El presidente Andrés Manuel López Obrador dijo que esperará a que se reforme el artículo 35 de la Constitución para someter a consulta si los expresidentes deben ser castigados por permitir actos de corrupción, como el robo de combustibles.

Sin embargo, dijo que impulsará una política de “punto final” a la corrupción a fin de que en su gobierno no se tolere ningún acto de deshonestidad.

“Vamos a ser inflexibles en lo que a nosotros nos corresponde”, afirmó.

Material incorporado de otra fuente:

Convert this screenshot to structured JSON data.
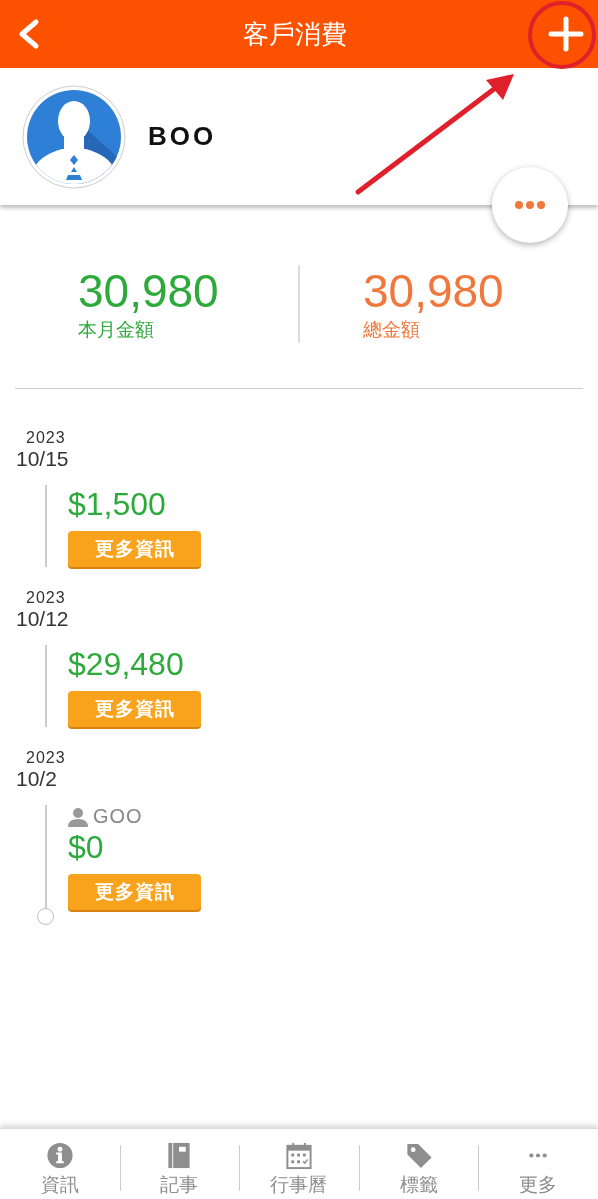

Cuestionado respecto al robo de hidrocarburos y el castigo a los funcionarios involucrados, el presidente refirió que su administración no se centrará en arrestar a chivos expiatorios y con ello fomentar la simulación.

“(Vamos a ir) empezando desde arriba (…) si no, sigue la simulación. ¿Ustedes creen que un director de Pemex actuó en el caso de que se cometió un ilícito por su cuenta? Miren, en el país un negocio jugoso ilícito siempre lleva el visto bueno del presidente, lo mismo en los estados, para qué echarle la culpa nada más al de obras públicas”, dijo.

López Obrador detalló que, desde el sexenio de Vicente Fox, el gobierno tenía conocimiento del robo de hidrocarburos, sin embargo, no se intervino para detener dicha práctica.

Por ello, ante el incremento del ilícito, su administración decidió intervenir Petróleos Mexicanos (Pemex) con ayuda del Ejército, para inhibir desde adentro el robo.

El ejecutivo explicó que autoridades castrenses mantienen el control de diversas áreas de las refinerías del país, en específico, del sistema de monitoreo de ductos.

“En el sistema de monitoreo no se actuaba con rectitud. Hay una norma para que cuando baja la presión se cierren válvulas y evitar fugas, pero bajaba la presión y no se cerraban las válvulas”, detalló.

López Obrador reiteró que se tiene registro del robo de al menos 600 pipas, con una capacidad de 15 mil litros, al día.

“Se robaban 600 pipas de 15 mil litros cada pipa y habían días de más de mil pipas. Estamos hablando de otra empresa, de un Pemex pirata, dual”, comentó.

Ayer, la federación desplegó una estrategia contra el robo de combustibles en diversas áreas de Pemex, como la refinería de Salamanca, en Guanajuato, e informó de la detención de tres empleados de la empresa ligados a este ilícito.